II. Asuhan Keperawatan
Asuhan keperawatan adalah suatu proses atau rangkaian kegiatan pada
praktek keperawatan yang langsung diberikan kepada klien pada berbagai
tatanan pelayanan kesehatan, dalam upaya pemenuhan kebutuhan dasar
manusia, sg menggunakan metodologi proses keperawatan, berpedoman
pada standar keperawatan dilandasi etik dan etika keperawatan, dalam
lingkup wewenang serta tanggung jawab keperawatan. Berikut ini adalah
tahapan dari proses keperawatan :
1. Pengkajian
a. Pengkajian data dasar
1) Data demografi klien meliputi usia, jenis kelamin,
pekerjaan, suku bangsa dan pendidikan. Data ini penting
untuk mendapatkan gambaran tentang kemungkinan factor
predisposisi timbulnya masalah keperawatan peritonitis.
2) Riwayat kesehatan sekarang
Kaji mengenai tanda dan gejala yang muncul pada penyakit
peritonitis tuberculosis: nyeri pada perut, pembengkakan
perut, tidak nafsu makan. Batuk, demam, kelemahan,
distensi abdomen.
b. Kaji manifestasi klinik terhadap:
1) Biologis
a. Nutrisi
Dengan adanya peradangan mengakibatkan perubahan
metabolisme di dalam tubuh, maka harus dikaji kualitas dan
kualitas nutrisi. Kondisi yang menghambat pemasukan
nutrisi (mual, muntah, anoreksia), penurunan berat badan.
b. Eliminasi
Frekuensi dan kuantitas urine dan feces. Digali juga
mengenai hambatan yang menyertai, apakah terjadi
perubahan warna urine, jumlah ataupun frekkuensi.

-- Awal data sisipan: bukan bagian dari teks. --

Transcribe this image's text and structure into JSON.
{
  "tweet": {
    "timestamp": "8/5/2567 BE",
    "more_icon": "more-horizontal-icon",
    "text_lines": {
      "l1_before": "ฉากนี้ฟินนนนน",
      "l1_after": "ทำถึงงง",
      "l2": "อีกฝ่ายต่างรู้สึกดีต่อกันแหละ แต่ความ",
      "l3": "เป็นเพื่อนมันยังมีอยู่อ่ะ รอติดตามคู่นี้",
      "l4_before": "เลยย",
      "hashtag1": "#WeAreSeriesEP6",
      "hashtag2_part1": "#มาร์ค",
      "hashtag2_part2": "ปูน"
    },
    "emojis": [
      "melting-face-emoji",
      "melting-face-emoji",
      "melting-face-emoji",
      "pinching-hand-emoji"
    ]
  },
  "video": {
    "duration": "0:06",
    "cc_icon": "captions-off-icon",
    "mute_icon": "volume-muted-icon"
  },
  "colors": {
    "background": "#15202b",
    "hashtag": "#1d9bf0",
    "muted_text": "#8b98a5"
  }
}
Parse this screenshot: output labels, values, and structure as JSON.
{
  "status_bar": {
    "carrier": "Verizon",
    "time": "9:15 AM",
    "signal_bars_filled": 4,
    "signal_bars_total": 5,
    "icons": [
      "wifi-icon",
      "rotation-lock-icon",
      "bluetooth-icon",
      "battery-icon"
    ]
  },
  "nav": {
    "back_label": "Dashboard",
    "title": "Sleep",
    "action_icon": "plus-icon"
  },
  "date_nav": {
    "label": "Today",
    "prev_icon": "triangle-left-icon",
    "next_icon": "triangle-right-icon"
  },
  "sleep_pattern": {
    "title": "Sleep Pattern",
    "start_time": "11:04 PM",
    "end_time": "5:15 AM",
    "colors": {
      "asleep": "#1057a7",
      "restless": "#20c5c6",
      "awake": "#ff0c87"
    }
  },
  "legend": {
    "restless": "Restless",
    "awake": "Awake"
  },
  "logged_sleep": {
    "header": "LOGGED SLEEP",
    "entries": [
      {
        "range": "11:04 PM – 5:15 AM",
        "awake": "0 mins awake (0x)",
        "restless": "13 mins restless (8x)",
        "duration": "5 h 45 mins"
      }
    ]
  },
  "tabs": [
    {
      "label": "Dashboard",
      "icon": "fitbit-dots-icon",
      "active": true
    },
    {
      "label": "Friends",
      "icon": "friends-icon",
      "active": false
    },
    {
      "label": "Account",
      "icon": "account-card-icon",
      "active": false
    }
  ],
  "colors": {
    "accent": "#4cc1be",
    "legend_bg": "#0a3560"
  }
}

c. Keseimbangan cairan dan sirkulasi
Perlu dikaji pada peritonitis tuberculosis adalah ascites
karena adanya perpindahan cairan dari ekstraseluler,
intravaskuler, dan area interstitial ke dalam usus atau area
peritoneal, adanya muntah atau secara medik cairan
dibatasi, demam.
d. Aktivitas/ istirahat
Pola, kelemahan, hambatan, kebiasaan, malaise umum
sehubungan dengan hambatan dalam metabolisme atau rasa
nyeri yang mengganggu.
e. Personal hygiene
Mengkaji kemandirian dan tingkat pemenuhan kebutuhan
personal hygiene yang juga dihubungkan dengan rasa sakit
di perut kuadran atas.
2. Diagnosa Keperawatan
Diagnosa adalah pernyataan yang dirumuskan berdasarkan data
yang terkumpul dan berupa rumusan tentang respon klien terhadap
masalah kesehatan actual dan potensial serta factor etiologi yang
berkontribusi terhadap timbulnya masalah yang perlu diatasi dengan
tindakan/intervensi keperawatan.
Diagnosa keperawatan yang muncul pada klien dengan
peritonitis adalah :
a. Nyeri akut berhubungan dengan peradangan peritoneum perifer
(toksin), akumulasi cairan dalam rongga abdomen/peritoneal
(distensi abdomen), trauma jaringan.
b. Ketidakseimbangan nutrisi :kurang dari kebutuhan berhubungan
dengan mual/muntah, disfungsi usus, peningkatan kebutuhan
metabolic, anoreksia.
c. Kekurangan volume cairan (kehilangan aktif) berhubungan dengan
perpindahan cairan dari ekstraseluler, intravaskuler, dan area
interstitial ke dalam usus dan/atau area peritoneal, muntah, aspirasi
NGT/ usus, demam, secara medik cairan dibatasi.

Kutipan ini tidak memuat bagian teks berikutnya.